Prezzo per persona bevande incluse: 49 €
Recensione
Nella cosmogonia di ristoranti utili ve ne sono alcuni che si rivelano utilissimi perché costituiscono un approdo sicuro nell’impegolato mare delle fatue esperienze possibili.
Il Bosco è uno di questi porti saldi e ben stretti da alte mura frangiflutti e le sue mura sono costruite coi mattoni della tradizione.
Anzi Tradizione, valà.
Quindi, cari misoneisti e mangioni storicizzati, questo è locale per voi.
Il locale è dentro un vecchio caseggiato di trenta o quarant’anni fa, direttamente sulla statale che da Reggio porta a Scandiano, poi a Casalgrande, volendo anche a Sassuolo, quindi al distretto ceramico, finanche al nostro bellissimo, spopolato, gloriosamente archeopatico Appennino.
All’interno sale ampie, tavoloni grandi e molto distanziati, ambiente discretamente rustico, vagamente domestico, certamente da relax attavolato, nonostante certe tele modernoidi alle pareti che sfanalano un po’ troppo.
L’apparecchiatura è molto semplice, i bicchieroni compaiono solo se si ordinano certi vini.
La cucina è tutta incentrata sul territorio e su preparazioni tradizionali, le divagazioni in carta sono pochissime e molto molto calibrate.
Per far bene si comincia con i salumi, da accompagnare coi pani proposti, ma soprattutto col gnocco caldo che arriva insieme al suino affettato e stagionato.
Su tutto consiglio il crudo tagliato al coltello, stagionato, consistente, profumatissimo, ma sono sopra media anche il culatello ed il salame, mentre coppa e pancetta sono semplicemente discrete.
Se proprio volete qualcosa di diverso potete chiedere il tortino di zucca col balsamico, è ben fatto e l’aceto che ci versano non è da battaglia.
Per quel che concerne i primi piatti sconsigliamo l’iconoclastia di fuggire il divino binomio tortelli-capelletti, entrambi eseguiti in propria amanuense fattura ed in assoluto rispetto dei mores maiorum: pel capelletto pasta non troppo sottile, dimensione non troppo ridotta e solo manzo nel ripieno, pel tortello dose in cui il verde non sopravanza mai la ricotta, anzi.

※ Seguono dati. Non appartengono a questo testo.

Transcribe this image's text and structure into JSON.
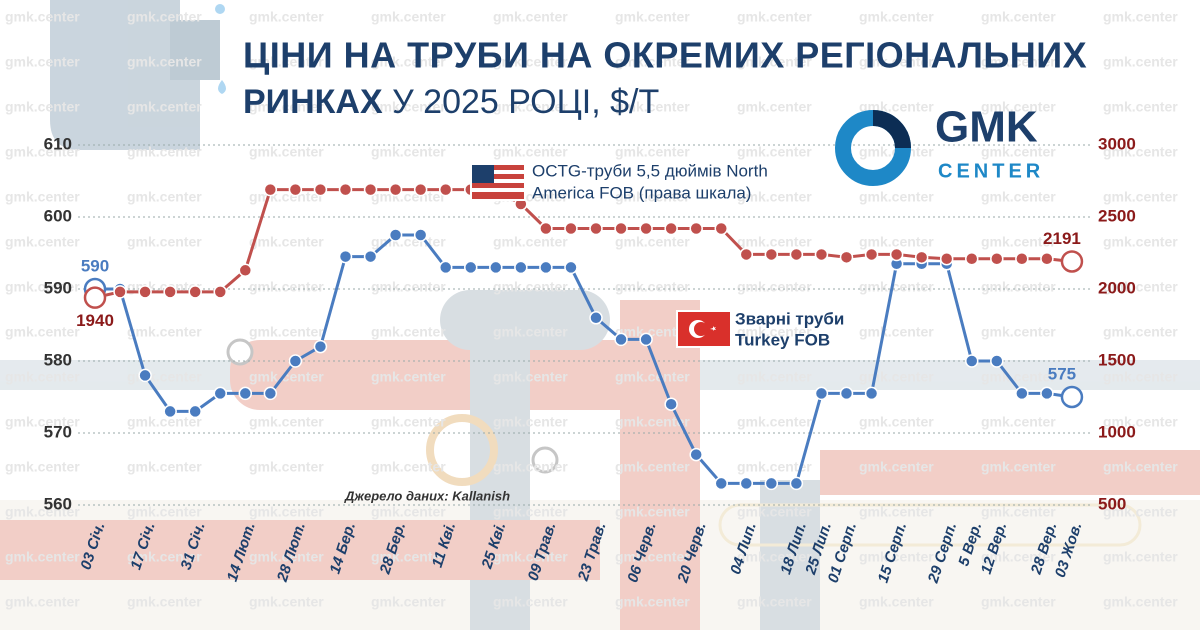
{
  "chart_data": {
    "type": "line",
    "title_bold": "ЦІНИ НА ТРУБИ НА ОКРЕМИХ РЕГІОНАЛЬНИХ",
    "title_bold_2": "РИНКАХ",
    "title_rest": "У 2025  РОЦІ, $/Т",
    "source": "Джерело даних: Kallanish",
    "logo_main": "GMK",
    "logo_sub": "CENTER",
    "watermark": "gmk.center",
    "categories": [
      "03 Січ.",
      null,
      "17 Січ.",
      null,
      "31 Січ.",
      null,
      "14 Лют.",
      null,
      "28 Лют.",
      null,
      "14 Бер.",
      null,
      "28 Бер.",
      null,
      "11 Кві.",
      null,
      "25 Кві.",
      null,
      "09 Трав.",
      null,
      "23 Трав.",
      null,
      "06 Черв.",
      null,
      "20 Черв.",
      null,
      "04 Лип.",
      null,
      "18 Лип.",
      "25 Лип.",
      "01 Серп.",
      null,
      "15 Серп.",
      null,
      "29 Серп.",
      "5 Вер.",
      "12 Вер.",
      null,
      "28 Вер.",
      "03 Жов."
    ],
    "series": [
      {
        "name": "Зварні труби Turkey FOB",
        "name_line1": "Зварні труби",
        "name_line2": "Turkey FOB",
        "color": "#4a7cc0",
        "values": [
          590,
          590,
          578,
          573,
          573,
          575.5,
          575.5,
          575.5,
          580,
          582,
          594.5,
          594.5,
          597.5,
          597.5,
          593,
          593,
          593,
          593,
          593,
          593,
          586,
          583,
          583,
          574,
          567,
          563,
          563,
          563,
          563,
          575.5,
          575.5,
          575.5,
          593.5,
          593.5,
          593.5,
          580,
          580,
          575.5,
          575.5,
          575
        ]
      },
      {
        "name": "OCTG-труби 5,5 дюймів North America FOB (права шкала)",
        "name_line1": "OCTG-труби 5,5 дюймів North",
        "name_line2": "America FOB (права шкала)",
        "color": "#c0504d",
        "axis": "y2",
        "values": [
          1940,
          1980,
          1980,
          1980,
          1980,
          1980,
          2130,
          2690,
          2690,
          2690,
          2690,
          2690,
          2690,
          2690,
          2690,
          2690,
          2690,
          2590,
          2420,
          2420,
          2420,
          2420,
          2420,
          2420,
          2420,
          2420,
          2240,
          2240,
          2240,
          2240,
          2220,
          2240,
          2240,
          2220,
          2210,
          2210,
          2210,
          2210,
          2210,
          2191
        ]
      }
    ],
    "ylim": [
      560,
      610
    ],
    "yticks": [
      560,
      570,
      580,
      590,
      600,
      610
    ],
    "y2lim": [
      500,
      3000
    ],
    "y2ticks": [
      500,
      1000,
      1500,
      2000,
      2500,
      3000
    ],
    "grid": true
  }
}
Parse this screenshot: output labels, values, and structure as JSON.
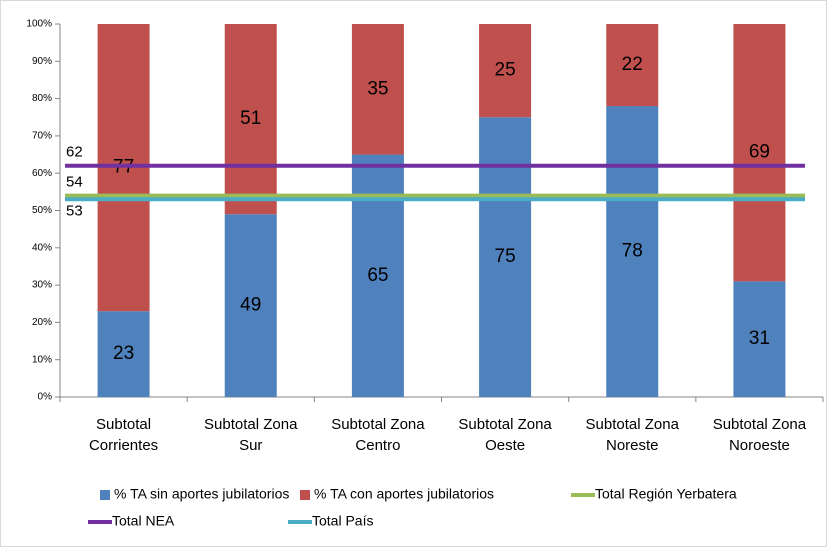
{
  "chart_data": {
    "type": "bar",
    "categories": [
      [
        "Subtotal",
        "Corrientes"
      ],
      [
        "Subtotal Zona",
        "Sur"
      ],
      [
        "Subtotal Zona",
        "Centro"
      ],
      [
        "Subtotal Zona",
        "Oeste"
      ],
      [
        "Subtotal Zona",
        "Noreste"
      ],
      [
        "Subtotal Zona",
        "Noroeste"
      ]
    ],
    "series": [
      {
        "name": "% TA sin aportes jubilatorios",
        "type": "bar",
        "color": "#4f81bd",
        "values": [
          23,
          49,
          65,
          75,
          78,
          31
        ]
      },
      {
        "name": "% TA con aportes jubilatorios",
        "type": "bar",
        "color": "#c0504d",
        "values": [
          77,
          51,
          35,
          25,
          22,
          69
        ]
      },
      {
        "name": "Total Región Yerbatera",
        "type": "line",
        "color": "#9bbb59",
        "value": 54
      },
      {
        "name": "Total NEA",
        "type": "line",
        "color": "#7030a0",
        "value": 62
      },
      {
        "name": "Total País",
        "type": "line",
        "color": "#4bacc6",
        "value": 53
      }
    ],
    "ylim": [
      0,
      100
    ],
    "yticks": [
      {
        "value": 0,
        "label": "0%"
      },
      {
        "value": 10,
        "label": "10%"
      },
      {
        "value": 20,
        "label": "20%"
      },
      {
        "value": 30,
        "label": "30%"
      },
      {
        "value": 40,
        "label": "40%"
      },
      {
        "value": 50,
        "label": "50%"
      },
      {
        "value": 60,
        "label": "60%"
      },
      {
        "value": 70,
        "label": "70%"
      },
      {
        "value": 80,
        "label": "80%"
      },
      {
        "value": 90,
        "label": "90%"
      },
      {
        "value": 100,
        "label": "100%"
      }
    ],
    "legend": "bottom"
  }
}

Nel caso in cui ancor non vi fidaste potete provare le pappardelle con le rigaglie d’anatra, che sono molto saporite o un onestissima versione di tagliatelle col ragù alla Bolognese, non troppo light, anche se per me il mondo è sempre troppo light da almeno 10 anni…

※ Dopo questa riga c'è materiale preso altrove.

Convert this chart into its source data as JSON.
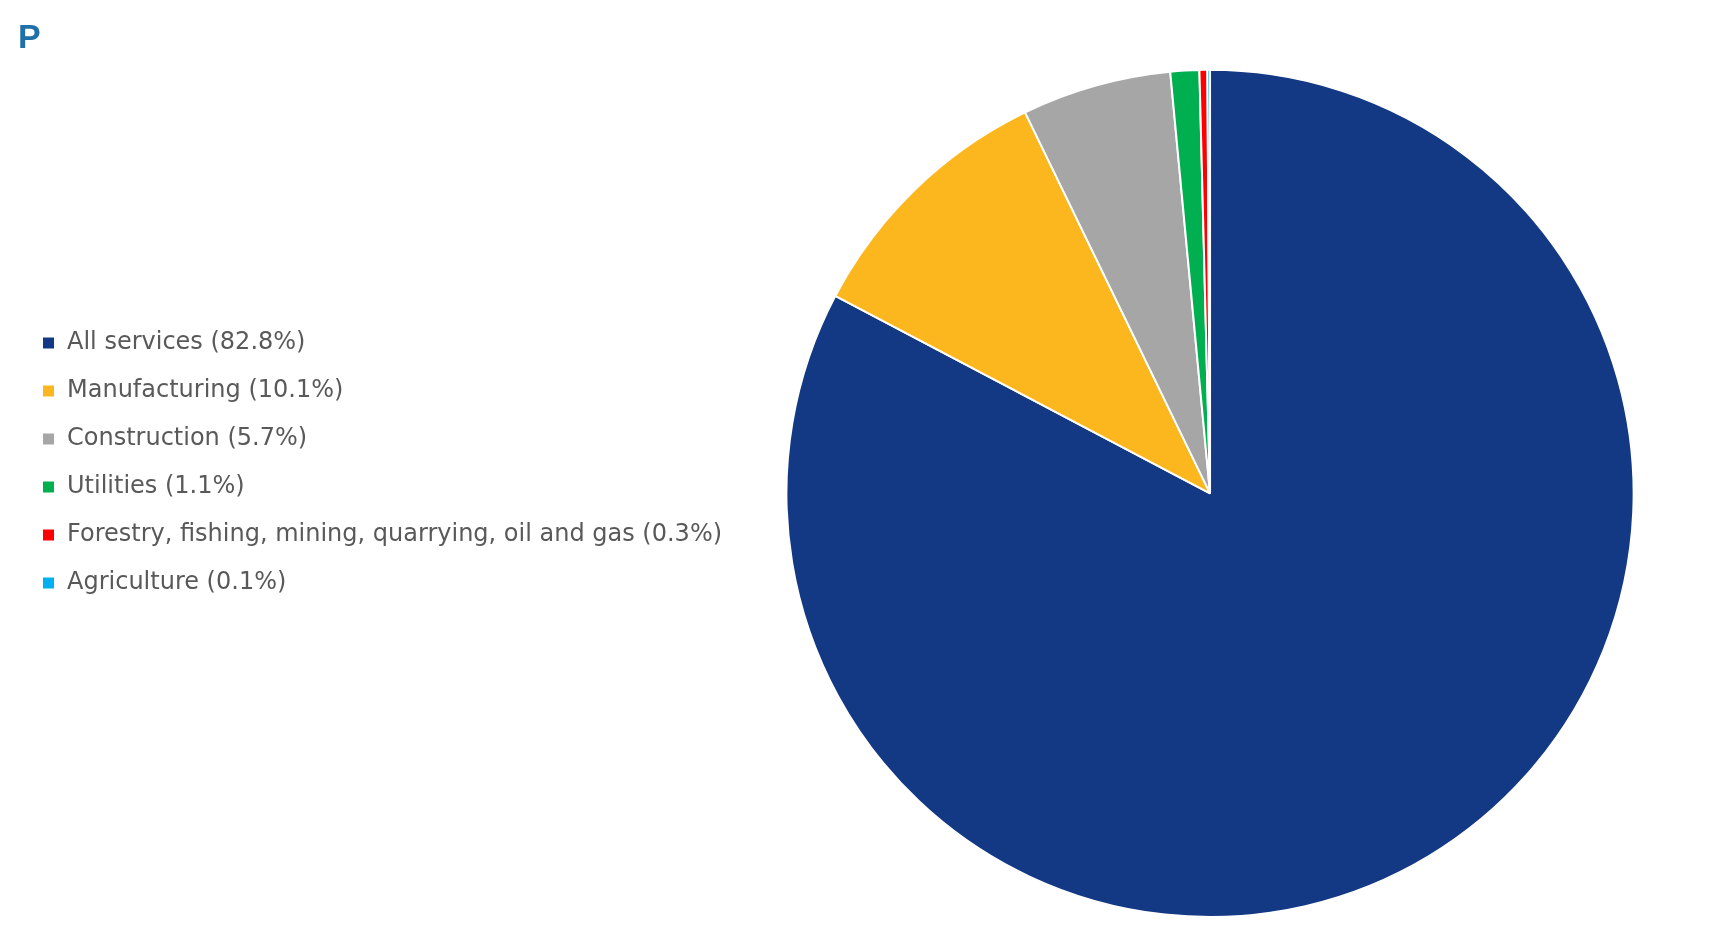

Tra i secondi da provare lo stracotto di manzo al vino rosso con la polenta, un piatto carico di sapore e di belle consistenze, capace di soddisfare anche i più incalliti procacciatori di colesterolo come me.
Sono discrete le tagliate ed i filetti, ma gli preferiamo il cotechino (quando c’è) o la noce di vitello, che però non abbiamo ordinato perché servita coi funghi e si sa che quest’anno di funghi nel nostro Appennino non ce ne sono, quindi meglio evitare.
Per i dessert si va al carrello, carico di torte e semifreddi, tutti ampiamente giudicati con favore e con la possibilità di assaggi multipli.
Io in particolare mi sono dedicato alla zuppa inglese per la quale ho una insensata passione tipo quella che ho per Cicciolina e devo dire che a Reggio è una delle cinque migliori zuppe inglesi che potete trovare.
La carta dei vini è ben assortita, anche, volutamente, sui Lambruschi e noi lì abbiamo pescato quelli ottimi di Rinaldini.
Due note di commento ai voti: alla cucina ho dato 8, mezzo voto in più di quel 7,5 che sarebbe stato il voto ideale, motivato dal fatto che la cucina è il pezzo forte del locale, ma compensato dal miserrimo 6, invece del giusto 7, che rifilo con delozica indignazione al servizio giacché a tratti inadeguato e disattento. All’ambiente un giusto 7.